Irgendwie gibt es sie heutzutage zwar fast das ganze Jahr über, aber schmecken – so richtig schmecken nach Sommer, nach Garten und nach früher tun sie nur jetzt, am Ende des Frühlings. Klar, die Rede ist von Erdbeeren, die mit ihrer leuchtend roten Farbe den Start in den Sommer signalisieren. Aber sie sind nicht nur lecker, in der sensiblen roten Frucht stecken außerdem viele gesunde Inhaltsstoffe. Und da Erdbeeren kaum Kalorien haben, sind sie eine sommerliche Köstlichkeit, die wir unbeschwert genießen können.
Viel drin: Vitamin-C-Bombe mit Diät-Faktor
Die aromatischen Früchte fallen mit etwa 32 Kilokalorien pro hundert Gramm energetisch gesehen kaum ins Gewicht. Zum Vergleich: Äpfel bringen fast das doppelte, Bananen etwa das dreifache an Kalorien auf die Waage. Erdbeeren weisen einen hohenGehalt an Ballaststoffen auf (Pektinen und Zellulose), die wichtig für die Darmgesundheit sind und die Verdauung fördern. Erdbeeren sind außerdem reich an Vitaminen, vor allem ihr Vitamin-C-Gehalt ist enorm: Mit etwa 55 mg/100g liegt er sogar höher als bei Zitronen und Orangen.

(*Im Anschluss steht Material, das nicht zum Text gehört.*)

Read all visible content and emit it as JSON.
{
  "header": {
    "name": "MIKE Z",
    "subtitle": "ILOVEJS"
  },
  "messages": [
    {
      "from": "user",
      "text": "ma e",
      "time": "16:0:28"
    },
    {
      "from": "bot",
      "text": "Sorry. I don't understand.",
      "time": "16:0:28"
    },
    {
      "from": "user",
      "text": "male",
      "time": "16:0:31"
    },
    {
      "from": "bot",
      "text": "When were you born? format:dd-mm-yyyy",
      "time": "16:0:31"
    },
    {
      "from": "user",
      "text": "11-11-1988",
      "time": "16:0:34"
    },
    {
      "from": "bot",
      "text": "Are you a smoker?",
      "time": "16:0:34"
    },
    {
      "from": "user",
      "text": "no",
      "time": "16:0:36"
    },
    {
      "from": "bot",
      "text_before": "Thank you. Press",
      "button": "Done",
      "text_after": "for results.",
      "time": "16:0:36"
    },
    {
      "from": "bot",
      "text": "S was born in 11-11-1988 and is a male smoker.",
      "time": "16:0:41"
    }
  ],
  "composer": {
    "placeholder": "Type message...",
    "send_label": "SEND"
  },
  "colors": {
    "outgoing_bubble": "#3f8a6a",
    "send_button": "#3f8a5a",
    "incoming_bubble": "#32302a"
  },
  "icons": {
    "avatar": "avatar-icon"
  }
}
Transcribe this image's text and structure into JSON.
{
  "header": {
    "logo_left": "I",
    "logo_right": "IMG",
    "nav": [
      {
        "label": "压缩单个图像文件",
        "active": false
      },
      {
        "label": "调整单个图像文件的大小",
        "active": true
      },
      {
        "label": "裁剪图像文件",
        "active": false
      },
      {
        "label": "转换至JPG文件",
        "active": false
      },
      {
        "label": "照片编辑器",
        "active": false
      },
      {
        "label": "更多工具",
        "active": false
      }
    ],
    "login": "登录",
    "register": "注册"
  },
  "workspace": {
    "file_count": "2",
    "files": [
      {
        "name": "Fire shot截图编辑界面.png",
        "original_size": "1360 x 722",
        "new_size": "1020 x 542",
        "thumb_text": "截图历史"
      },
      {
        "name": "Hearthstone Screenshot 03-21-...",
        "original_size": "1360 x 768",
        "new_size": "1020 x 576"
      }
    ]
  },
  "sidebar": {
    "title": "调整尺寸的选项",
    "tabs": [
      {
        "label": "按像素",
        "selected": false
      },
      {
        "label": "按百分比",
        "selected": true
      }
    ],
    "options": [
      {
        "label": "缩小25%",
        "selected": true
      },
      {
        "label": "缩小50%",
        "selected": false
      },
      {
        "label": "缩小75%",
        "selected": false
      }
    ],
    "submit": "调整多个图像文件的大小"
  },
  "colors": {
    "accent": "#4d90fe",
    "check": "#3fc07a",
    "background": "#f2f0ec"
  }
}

Was also das Vitamin C angeht, deckt eine 200 Gramm-Schale bereits den Tagesbedarf eines Erwachsenen. Aber auch an Mineralstoffen fehlt es der Erdbeere nicht: Kalium, Magnesium, Kalzium, Zink und Eisen sind nur einige davon. Magnesium und Kalium kräftigen dabei das Herz, Eisen stärkt die Abwehrkräfte und Zink soll unter anderem die Libido anregen.
Selbst die in den Erdbeeren enthaltenen Säuren tun Gutes für Ihren Körper. Phenolsäuren bieten zum Beispiel Schutz vor Arteriosklerose, Salicylsäure kann Rheuma- und Gichtbeschwerden lindern. Außerdem enthält die Erdbeere eine hohe Konzentration von Ellagsäure. Mit ihrem Anteil an Kalzium, Kalium, Eisen, Zink und Kupfer bieten Erdbeeren also viele Mineralstoffe, die unser Körper täglich braucht. Darüber hinaus enthalten die Früchte Folsäure, die zum Beispiel für Schwangere wichtig ist.
Botanisch gesehen sind Erdbeeren allerdings keine Beeren,
sondern Scheinfrüchte oder Sammelnussfrüchte mehrjährig blühender Stauden. Die eigentlichen Früchte der Erdbeere sind die kleinen gelben Körner auf der Oberfläche, sie werden Nüsschen genannt. Das, was wir an der Erdbeere lieben und als Fruchtfleisch essen, ist eigentlich die fleischig verdickte Blütenachse, auf der die Nüsschen sitzen. Es handelt sich um das weiße Mark der Blütenachse, das in reifem Zustand die rote Farbe annimmt.
Es gibt unzählige Erdbeersorten,
die sich hinsichtlich Form, Geschmack, Farbe, Festigkeit des Fruchtfleisches, Reifezeit und Inhaltsstoffen unterscheiden. Im Vergleich zu anderen Obstsorten spielen die verschiedenen Sorten für den Verbraucher aber keine große Rolle und sind oft nicht gekennzeichnet.
Erdbeer-Saison: Am besten im Frühsommer
Von Mai bis Juli gibt es deutsche Erdbeeren. Sie schmecken meist am besten, weil sie frisch gepflückt keine langen Transportwege zurücklegen müssen. Oft sind sie auch weniger schadstoffbelastet. Von Februar bis Mai sind Früchte aus Spanien und Italien erhältlich. Um die Weihnachtszeit kann man Erdbeeren aus Marokko und Ägypten kaufen. Es lohnt sich aber, auf die heimische Saison im Frühsommer zu warten – sie schmecken viel intensiver, haben mehr Vitalstoffe und sind, nicht zuletzt, in der Saison von Mai bis Juli auch deutlich günstiger als die Gewächshaus-Varianten im übrigen Jahr.
Sensible Früchtchen
Erdbeeren sind äußerst empfindlich. Bereits ein paar Stunden nach der Ernte beginnen sie, ihr Aroma zu verlieren. Deshalb sollte man sie möglichst sofort verzehren. Ungewaschen und abgedeckt kann man die sensiblen Früchte bis zu zwei Tage im Kühlschrank lagern. Ein flacher Behälter verhindert Druckstellen. Beschädigte Früchte sollten Sie entfernen, denn sie schimmeln schnell.